The top hit is to human SMC3, which we can assume is the orthologue of the Panda gene. Click on the gene to go to the gene tab. You can find significant information about the human gene from the gene tab, much of which probably applies to the Panda gene too, for example Phenotypes associated with the human gene, GO terms linked to the human gene, External references to other databases, tissue-based Gene Expression from Expression Atlas and biochemical Pathways the protein is involved in from Reactome.

Investigate data in Ensembl Rapid Release

You’re interested in finding the gene UQCRQ in Wild Bactrian camel, which is only available in Ensembl Rapid Release.

(a) Search for UQCRQ in human on ensembl.org and export the protein sequence of the canonical transcript.

(b) Use BLAST on rapid.ensembl.org to search for the human UQCRQ sequence in the Wild Bactrian camel protein database. How many hits do you get? Based on these results, what can you say about the copy number of this gene in Wild Bactrian camel?

(c) Go to the location of the top BLAST hit and turn on tracks for RNA-seq gene models. In what cell types is there evidence of expression of this gene?

(a) Start at ensembl.org and search for UQCRQ. Go to the top search result, ENSG00000164405.

Expand the transcript table by clicking on Show transcript table, then select the canonical transcript ENST00000378670.8 and go to Protein to select the protein sequence.

(b) Open rapid.ensembl.org and go to BLAST. Paste the protein sequence into the box.

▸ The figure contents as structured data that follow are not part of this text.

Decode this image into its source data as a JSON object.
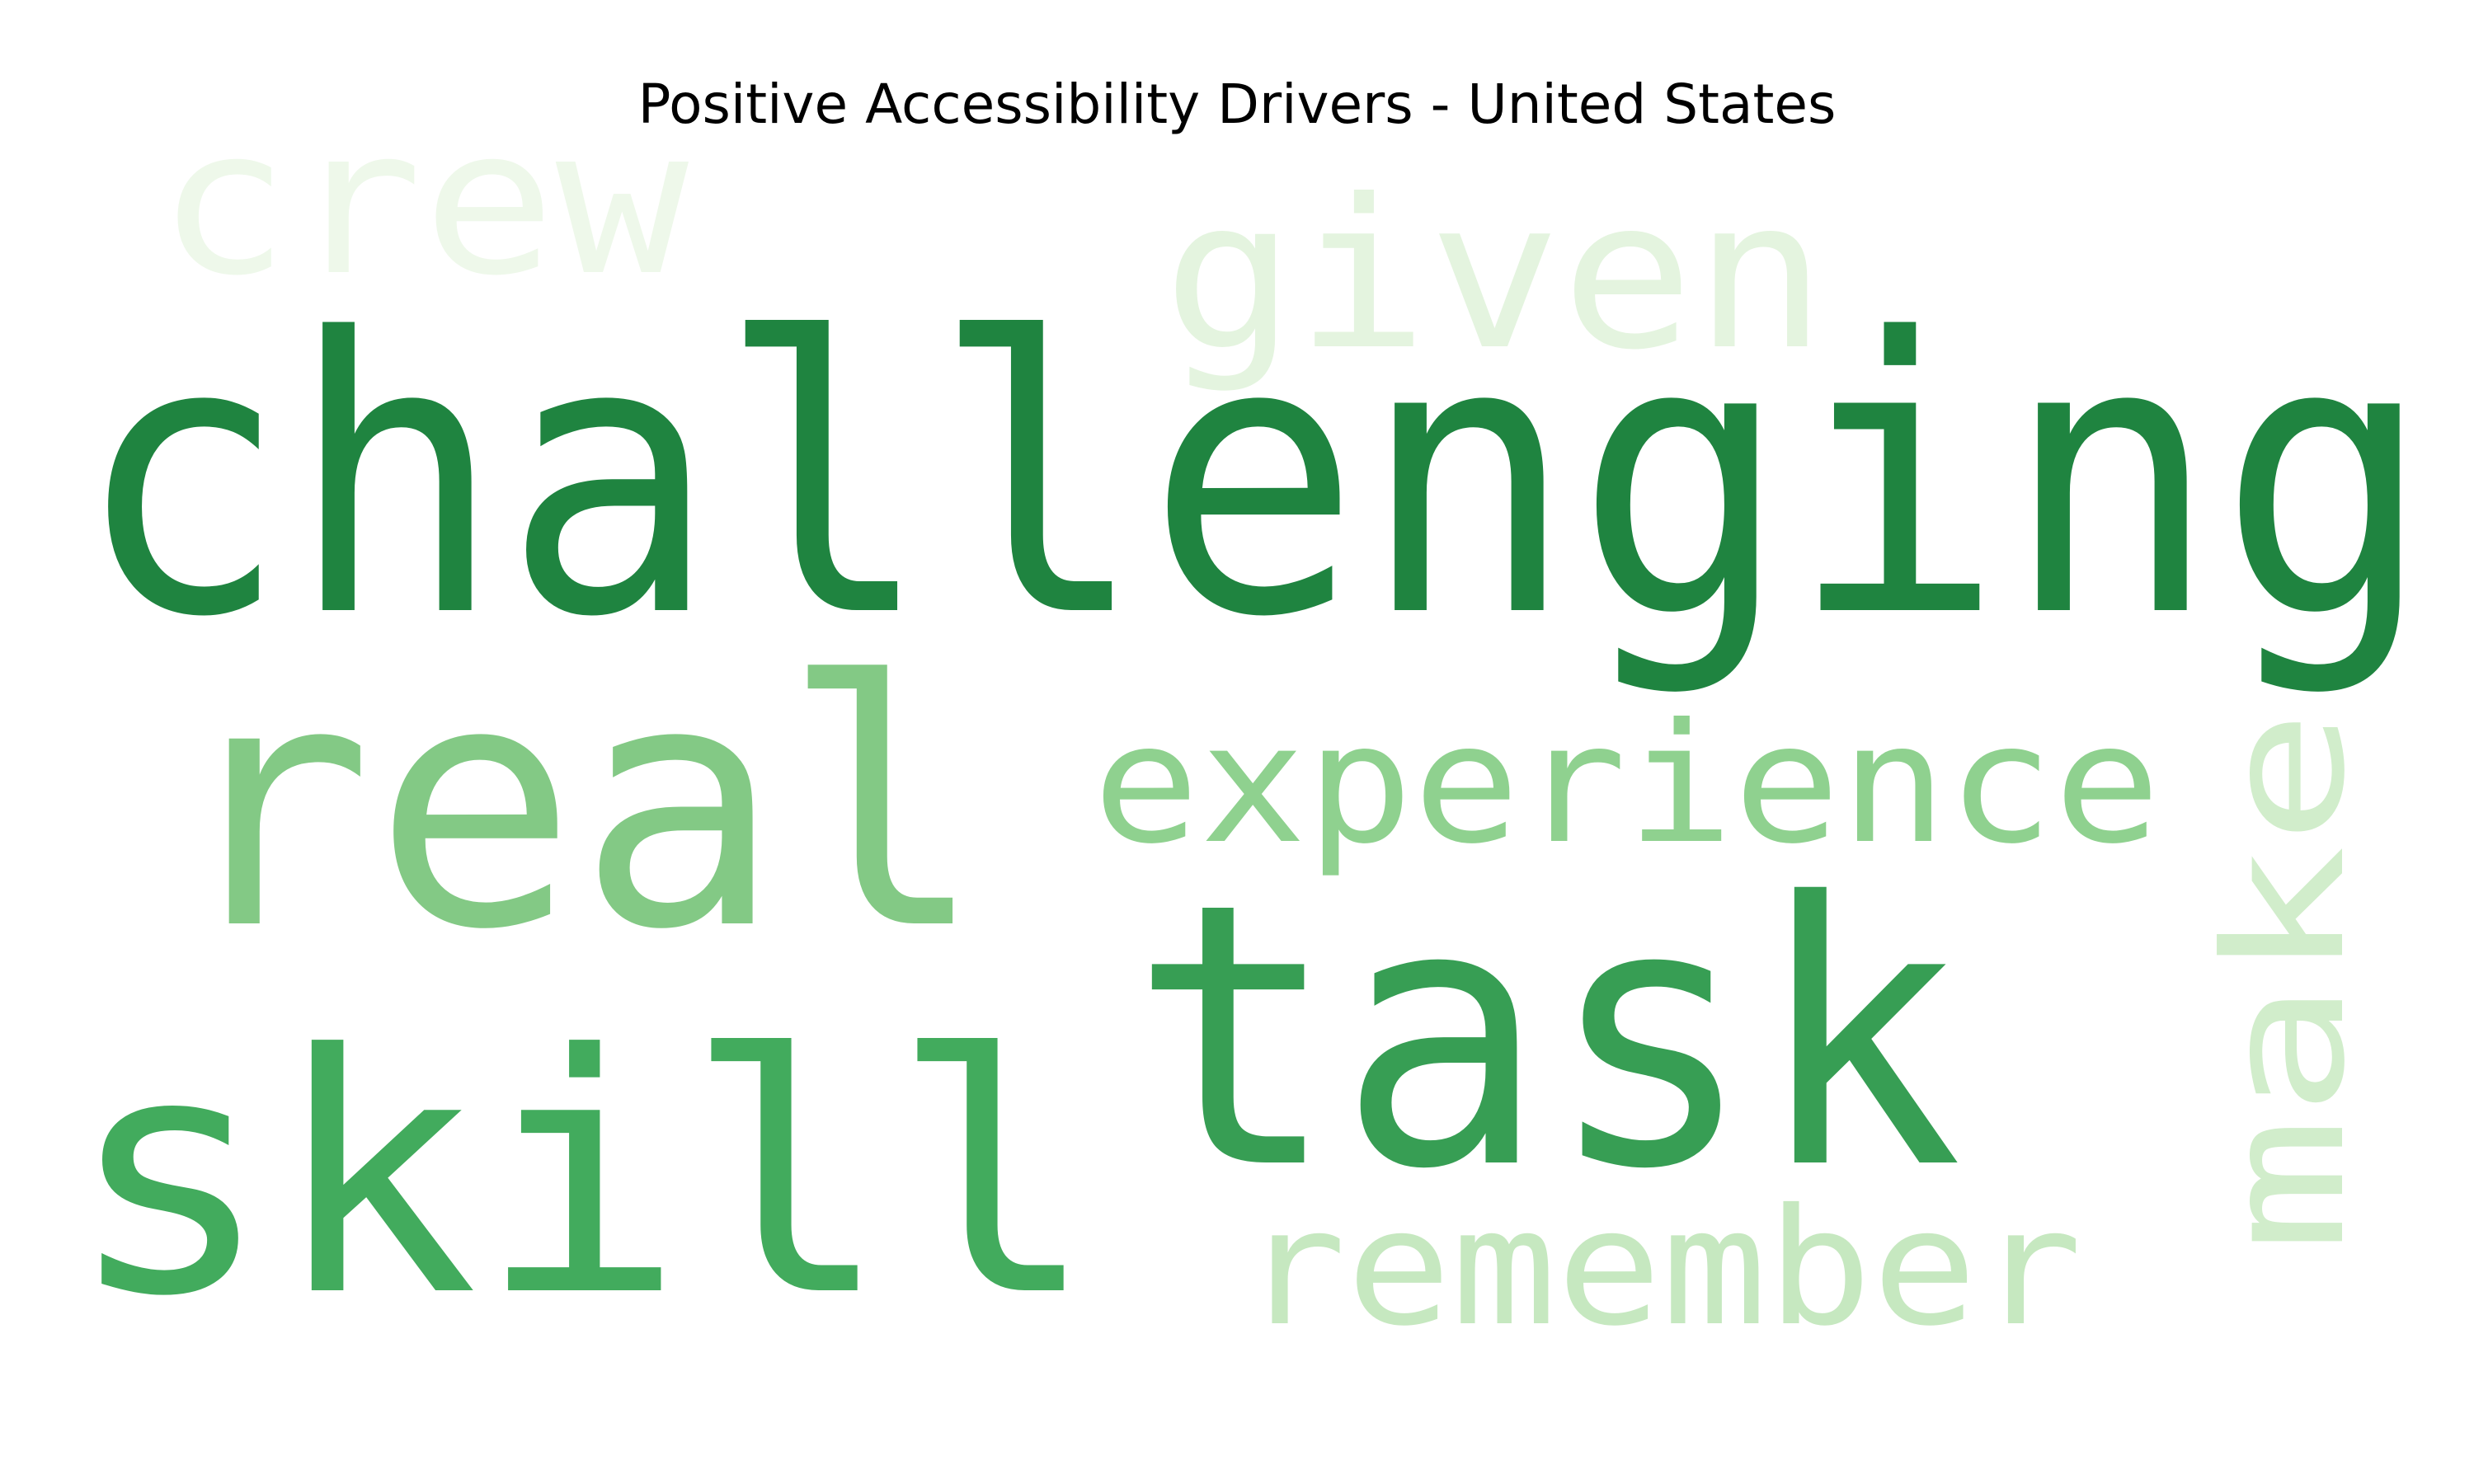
{
  "title": "Positive Accessibility Drivers - United States",
  "words": [
    {
      "text": "challenging",
      "color": "#1f8440",
      "weight": 1.0,
      "orientation": "horizontal"
    },
    {
      "text": "task",
      "color": "#379e54",
      "weight": 0.85,
      "orientation": "horizontal"
    },
    {
      "text": "skill",
      "color": "#42ab5d",
      "weight": 0.8,
      "orientation": "horizontal"
    },
    {
      "text": "real",
      "color": "#83c985",
      "weight": 0.75,
      "orientation": "horizontal"
    },
    {
      "text": "experience",
      "color": "#8fd18f",
      "weight": 0.45,
      "orientation": "horizontal"
    },
    {
      "text": "remember",
      "color": "#c6e8c0",
      "weight": 0.4,
      "orientation": "horizontal"
    },
    {
      "text": "make",
      "color": "#d1edcb",
      "weight": 0.45,
      "orientation": "vertical"
    },
    {
      "text": "given",
      "color": "#e4f4df",
      "weight": 0.45,
      "orientation": "horizontal"
    },
    {
      "text": "crew",
      "color": "#eef8ea",
      "weight": 0.45,
      "orientation": "horizontal"
    }
  ]
}
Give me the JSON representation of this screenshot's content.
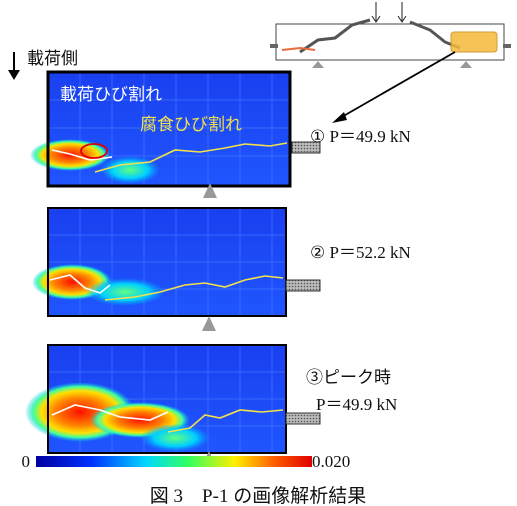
{
  "load_side": "載荷側",
  "panel_1": {
    "crack_load": "載荷ひび割れ",
    "crack_corrosion": "腐食ひび割れ",
    "label": "①  P＝49.9 kN"
  },
  "panel_2": {
    "label": "②  P＝52.2 kN"
  },
  "panel_3": {
    "label_line_1": "③ピーク時",
    "label_line_2": "P＝49.9 kN"
  },
  "colorbar": {
    "min": "0",
    "max": "0.020"
  },
  "caption": "図 3　P-1 の画像解析結果"
}
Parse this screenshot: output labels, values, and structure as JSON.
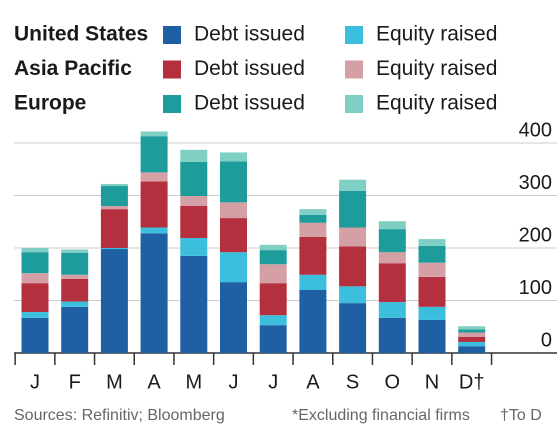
{
  "chart_data": {
    "type": "stacked_bar",
    "categories": [
      "J",
      "F",
      "M",
      "A",
      "M",
      "J",
      "J",
      "A",
      "S",
      "O",
      "N",
      "D†"
    ],
    "series": [
      {
        "group": "United States",
        "name": "Debt issued",
        "color": "#1f5fa3",
        "values": [
          67,
          88,
          198,
          228,
          185,
          135,
          53,
          120,
          95,
          67,
          63,
          13
        ]
      },
      {
        "group": "United States",
        "name": "Equity raised",
        "color": "#3bbfdc",
        "values": [
          11,
          10,
          2,
          11,
          34,
          57,
          19,
          29,
          32,
          30,
          25,
          8
        ]
      },
      {
        "group": "Asia Pacific",
        "name": "Debt issued",
        "color": "#b5303e",
        "values": [
          55,
          43,
          74,
          88,
          61,
          65,
          61,
          72,
          76,
          74,
          57,
          10
        ]
      },
      {
        "group": "Asia Pacific",
        "name": "Equity raised",
        "color": "#d4a0a6",
        "values": [
          19,
          8,
          6,
          17,
          19,
          30,
          36,
          27,
          36,
          21,
          27,
          8
        ]
      },
      {
        "group": "Europe",
        "name": "Debt issued",
        "color": "#1e9c9c",
        "values": [
          40,
          42,
          38,
          69,
          65,
          78,
          27,
          15,
          70,
          44,
          32,
          6
        ]
      },
      {
        "group": "Europe",
        "name": "Equity raised",
        "color": "#7fcfc5",
        "values": [
          8,
          6,
          4,
          9,
          23,
          17,
          10,
          11,
          21,
          15,
          13,
          6
        ]
      }
    ],
    "ylim": [
      0,
      420
    ],
    "yticks": [
      0,
      100,
      200,
      300,
      400
    ],
    "grid": true,
    "footnotes": [
      "Sources: Refinitiv; Bloomberg",
      "*Excluding financial firms",
      "†To D"
    ]
  }
}
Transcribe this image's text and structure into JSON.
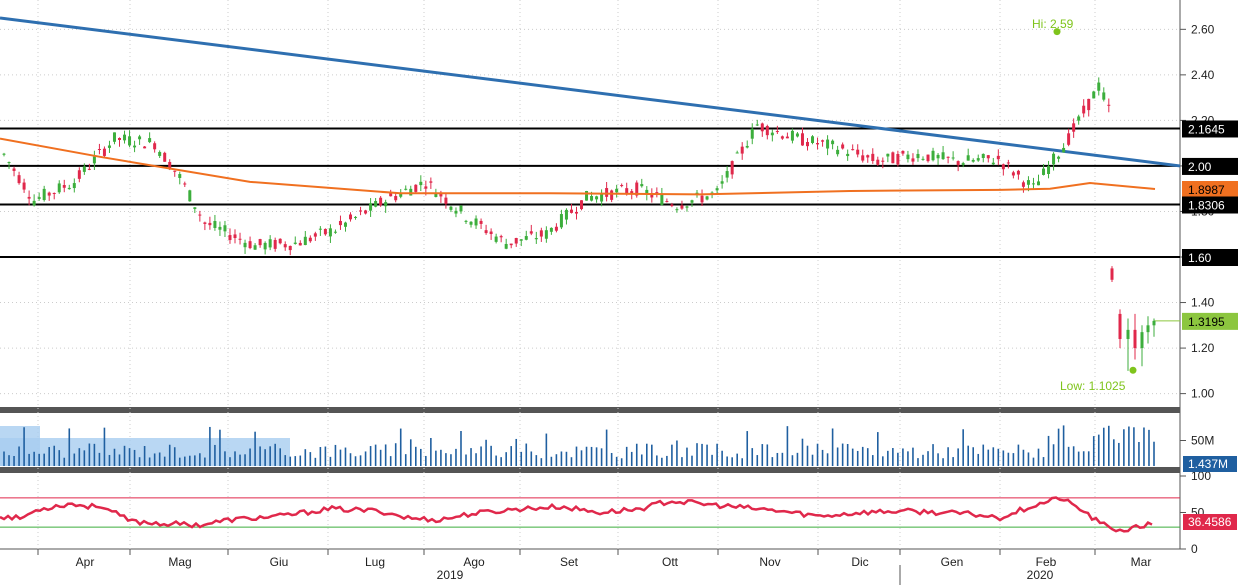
{
  "chart_data": {
    "type": "candlestick",
    "x_labels": {
      "months": [
        "Apr",
        "Mag",
        "Giu",
        "Lug",
        "Ago",
        "Set",
        "Ott",
        "Nov",
        "Dic",
        "Gen",
        "Feb",
        "Mar"
      ],
      "years": [
        "2019",
        "2020"
      ]
    },
    "price_panel": {
      "y_ticks": [
        "1.00",
        "1.20",
        "1.40",
        "1.60",
        "1.80",
        "2.00",
        "2.20",
        "2.40",
        "2.60"
      ],
      "ylim": [
        0.95,
        2.72
      ],
      "grid": true,
      "series_colors": {
        "up": "#3cae3c",
        "down": "#e0284b"
      },
      "moving_average_color": "#f07020",
      "trendline": {
        "color": "#2e6fb0",
        "start": 2.65,
        "end": 2.0
      },
      "horizontal_levels": [
        2.1645,
        2.0,
        1.8306,
        1.6
      ],
      "badges": [
        {
          "label": "2.1645",
          "value": 2.1645,
          "bg": "#000000",
          "fg": "#ffffff"
        },
        {
          "label": "2.00",
          "value": 2.0,
          "bg": "#000000",
          "fg": "#ffffff"
        },
        {
          "label": "1.8987",
          "value": 1.8987,
          "bg": "#f07020",
          "fg": "#000000"
        },
        {
          "label": "1.8306",
          "value": 1.8306,
          "bg": "#000000",
          "fg": "#ffffff"
        },
        {
          "label": "1.60",
          "value": 1.6,
          "bg": "#000000",
          "fg": "#ffffff"
        },
        {
          "label": "1.3195",
          "value": 1.3195,
          "bg": "#8cc63f",
          "fg": "#000000"
        }
      ],
      "annotations": {
        "high": "Hi: 2.59",
        "low": "Low: 1.1025"
      },
      "high_value": 2.59,
      "low_value": 1.1025,
      "last_close": 1.3195,
      "ma_value": 1.8987
    },
    "volume_panel": {
      "y_ticks": [
        "50M"
      ],
      "ylim": [
        0,
        100
      ],
      "last_label": "1.437M",
      "last_badge_bg": "#1f5fa0",
      "bar_color": "#1f5fa0"
    },
    "rsi_panel": {
      "y_ticks": [
        "100",
        "50",
        "0"
      ],
      "ylim": [
        0,
        100
      ],
      "upper_level": 70,
      "lower_level": 30,
      "last_label": "36.4586",
      "line_color": "#e0284b",
      "upper_color": "#e0284b",
      "lower_color": "#3cae3c"
    }
  }
}
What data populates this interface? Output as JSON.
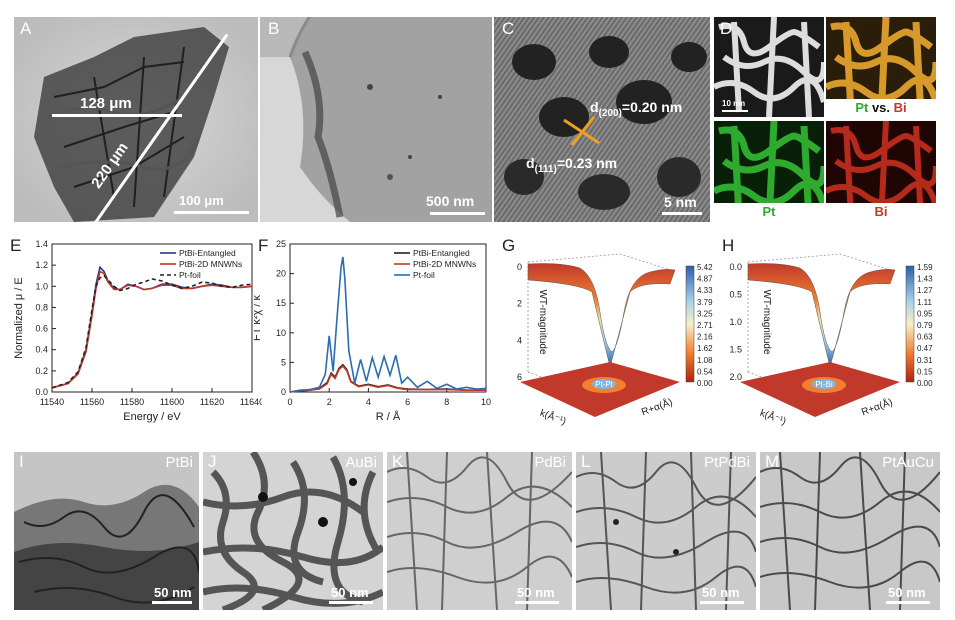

In the Search against box, click on the cross to remove whatever species is there, then select Add/remove species. Type Wild Bactrian camel into the search box then select Camelus ferus (Wild Bactrian camel) - GCA_009834535.1 reference when it appears, then hit Apply.

Select Protein database, then hit Run. When your job has completed, click on View results.

You should have two hits, to ENSCFEP00005028030 and ENSCFEP00005005840. Both hits are full length and highly scoring with low e-values. This suggests that there was a gene duplication in Wild Bactrian camel.

(c) Click on 3:92177026-92177937 to go to the location of the top hit. You will see the BLAST hit in the region, mapping to the two coding exons of the gene.

Click on Configure this page, then go into the RNASeq models section. Hover over Gene models then select All. Close the menu.

You will see gene models in all the cell types listed, indicating expression.